2. Team Rules + Knowing Your Team’s Work Times
Figuring out how to work remotely on your own is feasible to do with few issues. But once you add people into the equation, it gets messy quickly without a few rules.
What works for Melewi is having a mandatory 4-hour overlap everyday with the entire team (advice we’ve taken from 37Signal’s fantastic book ‘Remote’). We have our daily standup at 3pm without fail, and while it’s never longer than 20 minutes, it keeps everyone connected and in the loop.
Knowing when everyone else is online really helps. An overview of what everyone’s working hours are makes it easier to plan out catch-ups and calls.

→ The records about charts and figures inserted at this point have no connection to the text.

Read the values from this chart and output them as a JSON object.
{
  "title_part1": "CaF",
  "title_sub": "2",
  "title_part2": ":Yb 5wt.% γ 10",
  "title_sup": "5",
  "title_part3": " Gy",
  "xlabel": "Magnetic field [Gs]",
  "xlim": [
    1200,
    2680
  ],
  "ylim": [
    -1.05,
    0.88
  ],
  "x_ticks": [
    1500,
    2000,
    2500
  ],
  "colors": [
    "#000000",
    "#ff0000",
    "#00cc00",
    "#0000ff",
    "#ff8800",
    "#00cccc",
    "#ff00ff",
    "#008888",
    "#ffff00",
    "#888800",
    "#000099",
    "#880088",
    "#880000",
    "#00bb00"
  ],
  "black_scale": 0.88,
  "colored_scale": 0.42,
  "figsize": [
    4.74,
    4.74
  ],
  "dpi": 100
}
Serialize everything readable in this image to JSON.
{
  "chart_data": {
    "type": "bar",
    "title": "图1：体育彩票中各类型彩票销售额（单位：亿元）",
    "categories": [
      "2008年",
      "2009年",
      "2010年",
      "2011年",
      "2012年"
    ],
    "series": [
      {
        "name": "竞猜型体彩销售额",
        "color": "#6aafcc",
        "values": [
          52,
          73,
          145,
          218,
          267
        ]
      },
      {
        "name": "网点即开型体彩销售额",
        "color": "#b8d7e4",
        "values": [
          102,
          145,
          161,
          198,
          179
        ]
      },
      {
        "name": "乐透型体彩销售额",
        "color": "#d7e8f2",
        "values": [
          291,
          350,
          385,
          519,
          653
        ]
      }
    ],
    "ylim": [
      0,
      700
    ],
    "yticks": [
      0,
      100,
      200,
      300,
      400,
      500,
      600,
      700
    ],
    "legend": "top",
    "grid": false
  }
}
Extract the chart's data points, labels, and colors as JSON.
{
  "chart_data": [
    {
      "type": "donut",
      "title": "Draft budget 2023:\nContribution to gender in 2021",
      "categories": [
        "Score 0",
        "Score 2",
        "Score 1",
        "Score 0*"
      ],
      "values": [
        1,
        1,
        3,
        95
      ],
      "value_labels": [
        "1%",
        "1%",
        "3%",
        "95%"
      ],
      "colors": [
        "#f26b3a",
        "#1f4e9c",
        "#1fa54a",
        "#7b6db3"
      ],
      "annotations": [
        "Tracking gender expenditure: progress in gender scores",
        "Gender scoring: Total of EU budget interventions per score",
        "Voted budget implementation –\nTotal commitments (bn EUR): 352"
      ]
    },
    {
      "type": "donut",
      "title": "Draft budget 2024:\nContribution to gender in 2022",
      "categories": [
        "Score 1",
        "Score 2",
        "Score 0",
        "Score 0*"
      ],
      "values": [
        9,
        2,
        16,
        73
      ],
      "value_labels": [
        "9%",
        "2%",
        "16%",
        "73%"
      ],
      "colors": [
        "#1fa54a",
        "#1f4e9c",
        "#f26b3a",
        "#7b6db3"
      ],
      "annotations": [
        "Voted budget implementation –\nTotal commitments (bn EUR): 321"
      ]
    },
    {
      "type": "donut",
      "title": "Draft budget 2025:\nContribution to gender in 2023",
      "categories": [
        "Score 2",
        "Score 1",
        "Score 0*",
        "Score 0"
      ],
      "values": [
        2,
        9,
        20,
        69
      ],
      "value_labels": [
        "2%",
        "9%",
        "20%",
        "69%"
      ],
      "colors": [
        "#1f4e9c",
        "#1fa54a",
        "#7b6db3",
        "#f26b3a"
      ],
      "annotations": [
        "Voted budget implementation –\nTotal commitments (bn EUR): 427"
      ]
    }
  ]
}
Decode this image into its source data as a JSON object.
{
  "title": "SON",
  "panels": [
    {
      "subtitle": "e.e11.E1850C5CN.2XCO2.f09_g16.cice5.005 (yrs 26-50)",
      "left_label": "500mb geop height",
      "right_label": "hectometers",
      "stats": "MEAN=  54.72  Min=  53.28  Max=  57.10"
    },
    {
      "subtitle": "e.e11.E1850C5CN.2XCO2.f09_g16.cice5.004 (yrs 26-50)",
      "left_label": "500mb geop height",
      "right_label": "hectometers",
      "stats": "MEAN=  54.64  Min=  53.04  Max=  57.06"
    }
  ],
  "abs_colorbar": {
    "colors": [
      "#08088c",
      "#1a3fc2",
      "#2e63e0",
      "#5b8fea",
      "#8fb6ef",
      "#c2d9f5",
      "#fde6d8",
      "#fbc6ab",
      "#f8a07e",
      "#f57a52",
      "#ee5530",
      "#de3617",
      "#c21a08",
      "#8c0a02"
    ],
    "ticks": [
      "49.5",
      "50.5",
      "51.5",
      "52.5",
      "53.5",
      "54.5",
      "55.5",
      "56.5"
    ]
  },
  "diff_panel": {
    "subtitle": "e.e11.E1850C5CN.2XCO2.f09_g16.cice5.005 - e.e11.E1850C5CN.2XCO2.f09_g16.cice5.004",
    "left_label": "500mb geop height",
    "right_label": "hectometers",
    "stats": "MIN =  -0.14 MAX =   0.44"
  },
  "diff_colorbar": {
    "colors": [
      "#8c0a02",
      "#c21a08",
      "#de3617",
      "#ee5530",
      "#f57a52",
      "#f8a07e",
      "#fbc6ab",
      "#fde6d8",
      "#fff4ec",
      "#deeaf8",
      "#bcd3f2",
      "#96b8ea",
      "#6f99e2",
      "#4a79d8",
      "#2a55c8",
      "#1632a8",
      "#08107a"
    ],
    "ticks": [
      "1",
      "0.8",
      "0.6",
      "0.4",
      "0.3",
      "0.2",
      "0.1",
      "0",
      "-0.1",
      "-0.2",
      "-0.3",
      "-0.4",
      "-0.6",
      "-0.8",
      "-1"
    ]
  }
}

Melewi’s COO, Peach, and I spend a lot of time discussing the business together. I’ve also found that for the people you’re working closest with, an additional 2 hours on top of the overlap is ideal. So Peach and I having a 6-hour overlap with each other allows us to meet outside the 4-hours so we utilise that time instead for meetings involving other people.
Melewi is a team of 9 in 8 different timezones, and this works exceptionally well for us. I suspect that teams bigger than 20 will need to adopt a different strategy.
3. Work in Shifts
If you’ve come from a traditional office environment, it’s easy to default to a continuous 8-hour day. But with remote working, you can split your day however you want! For instance, if you use the team overlap for meetings, you can use your other shift for uninterrupted design work.
With shifts, you have more flexibility with the times you work. If your company requires an overlap with the team to be 9pm to 1am, that leaves you able to choose your other shift to be at any other time.
I’ve personally found having 2 shifts works best for me: my first shift (11am – 6pm) is for sales and team meetings, and my second shift (11pm – 2am; I’m a night person) is to do everything else with full focus and zero disruptions.
4. Organise & “Cloud” Everything
When your team work different times, it’s all too easy to get started with your day only to realise you urgently need a file from the laptop of your teammate deep in slumber. To prevent this from happening, it’s critical to have a central repository for anything collaborative.
The tools we use are:
- Dropbox: For any and all files
- Google Doc / Sheets / Slides: For any live documents
- Slack: For conversations
- Trello: For project management
- Invision: For design and feedback management
At Melewi, everyone adheres to a simple folder structure and naming convention. This is so everyone will know where to find anything they need, even if they haven’t been explicitly told where to look.
5. Rethink Meetings
In a traditional set up, people are used to the “luxury” of having 8 hours in a day for meetings, so it’s not unusual (though it’s still ill-advised) to have ones lasting 1 to 2 hours.
Since the amount of time you have together in a remote team is limited, rethink your meetings. I recommend short but frequent catch ups – e.g. 20 mins everyday. With an increased need for communication and a smaller window of overlapped time, it’s important to use that time wisely.
For meetings dedicated to a specific area of work (e.g. sales), have weekly catch-ups at the same time on the same days. This way your time doesn’t fill up with the ad-hoc “urgent” call and you’ve set aside time for the important things. Plus, if it’s set up to recur every week, you limit the amount of timezone-wrestling you have to do.
One of the awesome things about remote working is having significantly fewer constraints. So spend time thinking about all the things you could experiment with! As with any startup or unvalidated idea: come up with a hypothesis, test 1 to 2 things at a time, things that doesn’t work go, and things that do stay.
Staying methodical while figuring out what works is the easiest way (albeit slightly slow) to find what fits without driving yourself insane. Eventually, you’ll create a working routine that works best for you and your team!